The Mirage played host to the fight, and the venue was appropriately named. By the end of the night, it felt like the Cinderella reign of Douglas had been a mirage. A collective delusion we had all lived through. Douglas weighed 246 pounds, 15 pounds north of his physique in Tokyo. Douglas shambled into one-way traffic for three of the most one-sided rounds ever seen in heavyweight championship boxing. The lean Holyfield, weighing 208 pounds, barely above cruiserweight by today’s standards, prodded, slashed and thudded away with punches against a stationary target.

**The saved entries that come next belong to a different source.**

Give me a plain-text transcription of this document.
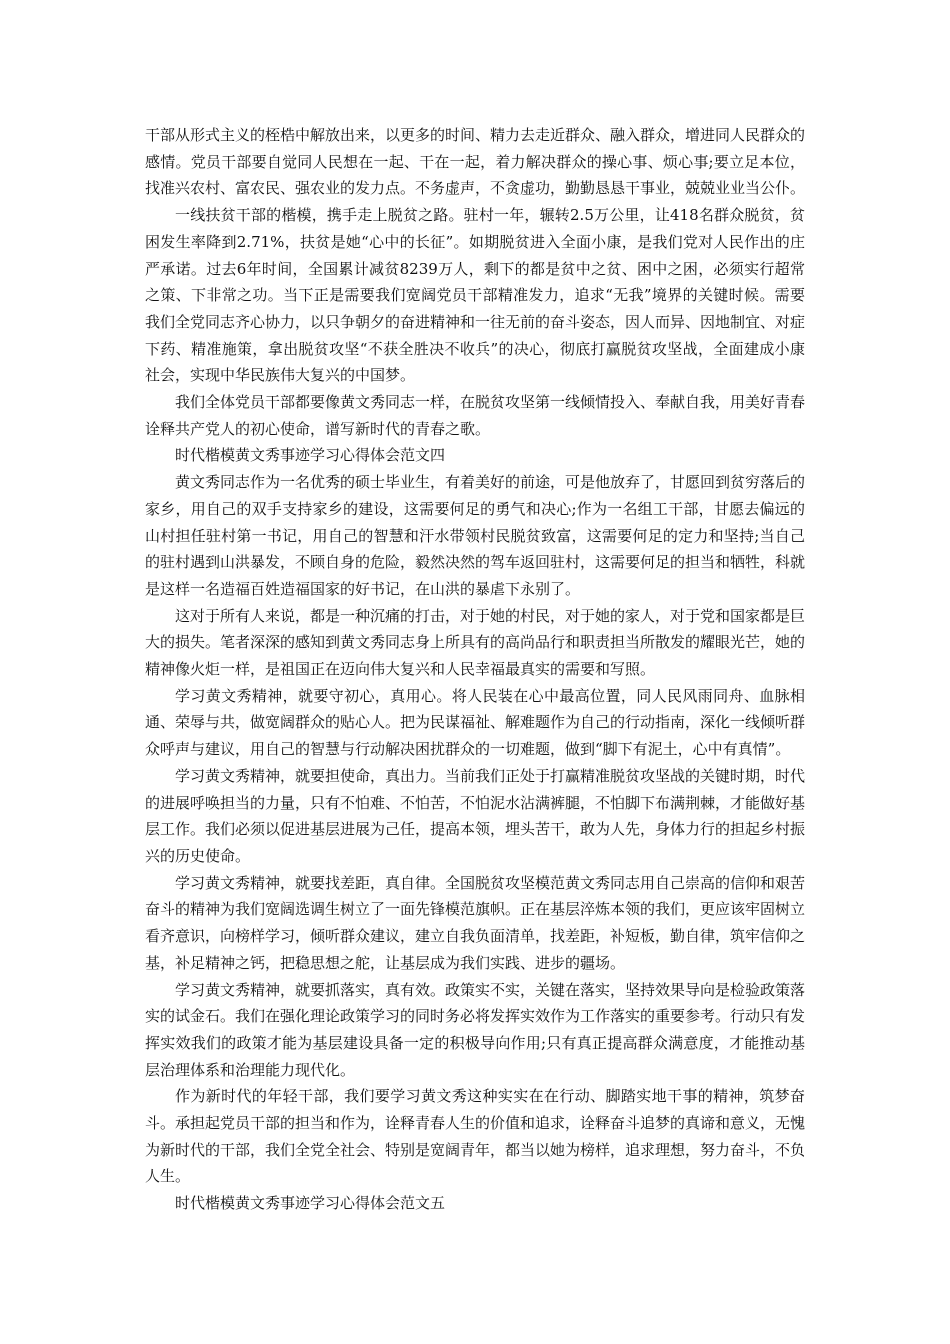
干部从形式主义的桎梏中解放出来，以更多的时间、精力去走近群众、融入群众，增进同人民群众的感情。党员干部要自觉同人民想在一起、干在一起，着力解决群众的操心事、烦心事;要立足本位，找准兴农村、富农民、强农业的发力点。不务虚声，不贪虚功，勤勤恳恳干事业，兢兢业业当公仆。

一线扶贫干部的楷模，携手走上脱贫之路。驻村一年，辗转2.5万公里，让418名群众脱贫，贫困发生率降到2.71%，扶贫是她“心中的长征”。如期脱贫进入全面小康，是我们党对人民作出的庄严承诺。过去6年时间，全国累计减贫8239万人，剩下的都是贫中之贫、困中之困，必须实行超常之策、下非常之功。当下正是需要我们宽阔党员干部精准发力，追求“无我”境界的关键时候。需要我们全党同志齐心协力，以只争朝夕的奋进精神和一往无前的奋斗姿态，因人而异、因地制宜、对症下药、精准施策，拿出脱贫攻坚“不获全胜决不收兵”的决心，彻底打赢脱贫攻坚战，全面建成小康社会，实现中华民族伟大复兴的中国梦。

我们全体党员干部都要像黄文秀同志一样，在脱贫攻坚第一线倾情投入、奉献自我，用美好青春诠释共产党人的初心使命，谱写新时代的青春之歌。

时代楷模黄文秀事迹学习心得体会范文四

黄文秀同志作为一名优秀的硕士毕业生，有着美好的前途，可是他放弃了，甘愿回到贫穷落后的家乡，用自己的双手支持家乡的建设，这需要何足的勇气和决心;作为一名组工干部，甘愿去偏远的山村担任驻村第一书记，用自己的智慧和汗水带领村民脱贫致富，这需要何足的定力和坚持;当自己的驻村遇到山洪暴发，不顾自身的危险，毅然决然的驾车返回驻村，这需要何足的担当和牺牲，科就是这样一名造福百姓造福国家的好书记，在山洪的暴虐下永别了。

这对于所有人来说，都是一种沉痛的打击，对于她的村民，对于她的家人，对于党和国家都是巨大的损失。笔者深深的感知到黄文秀同志身上所具有的高尚品行和职责担当所散发的耀眼光芒，她的精神像火炬一样，是祖国正在迈向伟大复兴和人民幸福最真实的需要和写照。

学习黄文秀精神，就要守初心，真用心。将人民装在心中最高位置，同人民风雨同舟、血脉相通、荣辱与共，做宽阔群众的贴心人。把为民谋福祉、解难题作为自己的行动指南，深化一线倾听群众呼声与建议，用自己的智慧与行动解决困扰群众的一切难题，做到“脚下有泥土，心中有真情”。

学习黄文秀精神，就要担使命，真出力。当前我们正处于打赢精准脱贫攻坚战的关键时期，时代的进展呼唤担当的力量，只有不怕难、不怕苦，不怕泥水沾满裤腿，不怕脚下布满荆棘，才能做好基层工作。我们必须以促进基层进展为己任，提高本领，埋头苦干，敢为人先，身体力行的担起乡村振兴的历史使命。

学习黄文秀精神，就要找差距，真自律。全国脱贫攻坚模范黄文秀同志用自己崇高的信仰和艰苦奋斗的精神为我们宽阔选调生树立了一面先锋模范旗帜。正在基层淬炼本领的我们，更应该牢固树立看齐意识，向榜样学习，倾听群众建议，建立自我负面清单，找差距，补短板，勤自律，筑牢信仰之基，补足精神之钙，把稳思想之舵，让基层成为我们实践、进步的疆场。

学习黄文秀精神，就要抓落实，真有效。政策实不实，关键在落实，坚持效果导向是检验政策落实的试金石。我们在强化理论政策学习的同时务必将发挥实效作为工作落实的重要参考。行动只有发挥实效我们的政策才能为基层建设具备一定的积极导向作用;只有真正提高群众满意度，才能推动基层治理体系和治理能力现代化。

作为新时代的年轻干部，我们要学习黄文秀这种实实在在行动、脚踏实地干事的精神，筑梦奋斗。承担起党员干部的担当和作为，诠释青春人生的价值和追求，诠释奋斗追梦的真谛和意义，无愧为新时代的干部，我们全党全社会、特别是宽阔青年，都当以她为榜样，追求理想，努力奋斗，不负人生。

时代楷模黄文秀事迹学习心得体会范文五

Douglas roused himself enough in the third session to attempt a Hail Mary uppercut. The punch was so ill-timed that the champion lost his balance, opening himself up to a vicious Holyfield counter-right. The punch sent Douglas sprawling, in much the same way as he had done to Tyson. Douglas pawed at his lip, seeming to have his bearings but not getting up. Referee Mills Lane took up the count and the bell tolled. The unlikeliest heavyweight title reign since Primo Carnera had reached its apathetic end.
The story of Holyfield from this point is well-known. The Alabama man would establish himself as one of the greatest heavyweights of all-time over the ensuing decade. He waged war with George Foreman and outscored Larry Holmes. He shared three fights of incredible drama with Riddick Bowe. He finished what Douglas started by bringing Mike Tyson’s career as a top-level fighter to a close, sacrificing an ear to do so. As with far too many fighters, he held on too long.

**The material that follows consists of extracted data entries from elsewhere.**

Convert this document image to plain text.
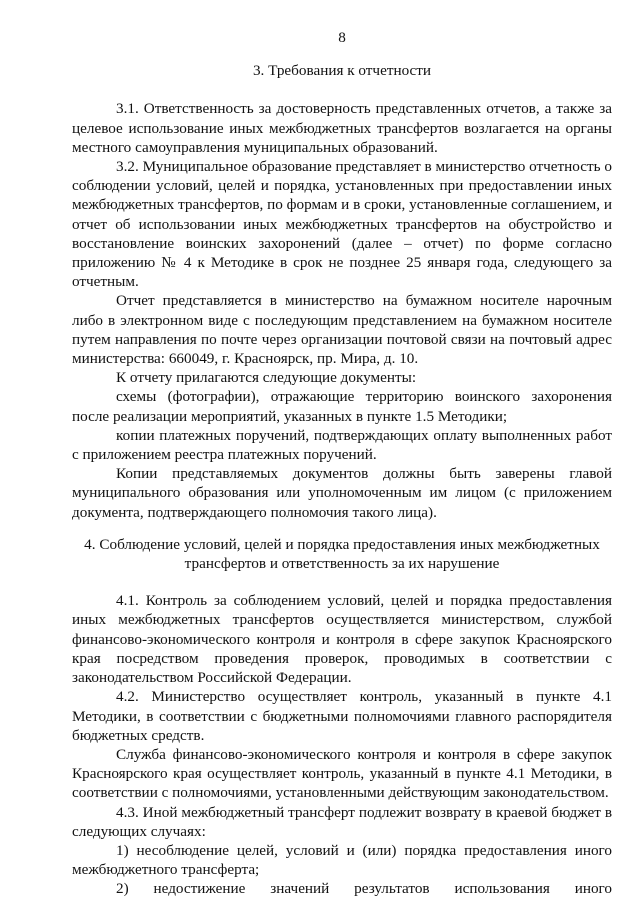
8
3. Требования к отчетности

3.1. Ответственность за достоверность представленных отчетов, а также за целевое использование иных межбюджетных трансфертов возлагается на органы местного самоуправления муниципальных образований.

3.2. Муниципальное образование представляет в министерство отчетность о соблюдении условий, целей и порядка, установленных при предоставлении иных межбюджетных трансфертов, по формам и в сроки, установленные соглашением, и отчет об использовании иных межбюджетных трансфертов на обустройство и восстановление воинских захоронений (далее – отчет) по форме согласно приложению № 4 к Методике в срок не позднее 25 января года, следующего за отчетным.

Отчет представляется в министерство на бумажном носителе нарочным либо в электронном виде с последующим представлением на бумажном носителе путем направления по почте через организации почтовой связи на почтовый адрес министерства: 660049, г. Красноярск, пр. Мира, д. 10.

К отчету прилагаются следующие документы:

схемы (фотографии), отражающие территорию воинского захоронения после реализации мероприятий, указанных в пункте 1.5 Методики;

копии платежных поручений, подтверждающих оплату выполненных работ с приложением реестра платежных поручений.

Копии представляемых документов должны быть заверены главой муниципального образования или уполномоченным им лицом (с приложением документа, подтверждающего полномочия такого лица).

4. Соблюдение условий, целей и порядка предоставления иных межбюджетных
трансфертов и ответственность за их нарушение

4.1. Контроль за соблюдением условий, целей и порядка предоставления иных межбюджетных трансфертов осуществляется министерством, службой финансово-экономического контроля и контроля в сфере закупок Красноярского края посредством проведения проверок, проводимых в соответствии с законодательством Российской Федерации.

4.2. Министерство осуществляет контроль, указанный в пункте 4.1 Методики, в соответствии с бюджетными полномочиями главного распорядителя бюджетных средств.

Служба финансово-экономического контроля и контроля в сфере закупок Красноярского края осуществляет контроль, указанный в пункте 4.1 Методики, в соответствии с полномочиями, установленными действующим законодательством.

4.3. Иной межбюджетный трансферт подлежит возврату в краевой бюджет в следующих случаях:

1) несоблюдение целей, условий и (или) порядка предоставления иного межбюджетного трансферта;

2) недостижение значений результатов использования иного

After Lennox Lewis defeated him at the second time of asking in 1999, Holyfield would challenge for versions of the heavyweight championship on five more occasions. He won just one of these attempts, and after retiring in 2011 he returned just last month at the age of 58. The dulled reflexes of the aged warrior were brutally exposed by MMA fighter Vitor Belfort as he was blasted out in a single round during a pathetic ‘exhibition’ fight. No amount of social media-fuelled idiocy can detract from Holyfield’s legacy though. He truly was ‘The Real Deal’.
Less well-known is the path walked by Douglas once the dust had settled on his brief time at the top of his profession. The former champion spent six years in exile after allegations he had quit against Holyfield. Douglas’ weight ballooned to 400 pounds during his time away from the ring.

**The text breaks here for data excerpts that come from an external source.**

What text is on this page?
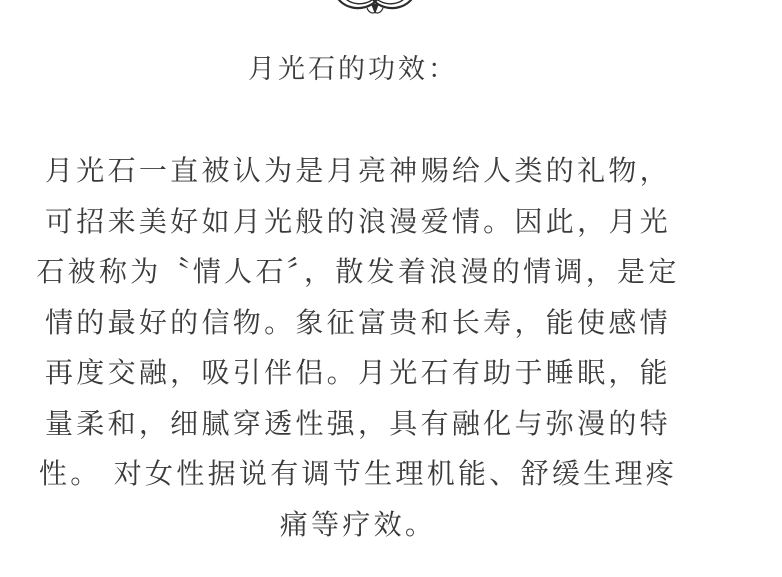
月光石的功效：
月光石一直被认为是月亮神赐给人类的礼物，
可招来美好如月光般的浪漫爱情。因此，月光
石被称为〝情人石〞，散发着浪漫的情调，是定
情的最好的信物。象征富贵和长寿，能使感情
再度交融，吸引伴侣。月光石有助于睡眠，能
量柔和，细腻穿透性强，具有融化与弥漫的特
性。 对女性据说有调节生理机能、舒缓生理疼
痛等疗效。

In 1996, though, the ultimate underdog was back, looking to confound expectations once more. He actually did not fare too badly, going 6-0 during his first 13 months back in the ring. There was talk of a fight with then-light heavyweight king Roy Jones Jr. Apparently Jones was warned against facing the dangerous Douglas, but he may wish he’d taken the fight when he saw ‘Buster’ go down in a single round against future Tyson and Holyfield foe Lou Savarese.
Douglas won two more fights in the first round, before retiring for good in 1999. His career was a respectable one, even if it really came down to that one night in Tokyo. Douglas would prefer to forget what happened on this day in 1990, but he will always deservedly have his place in history as the heavyweight miracle man.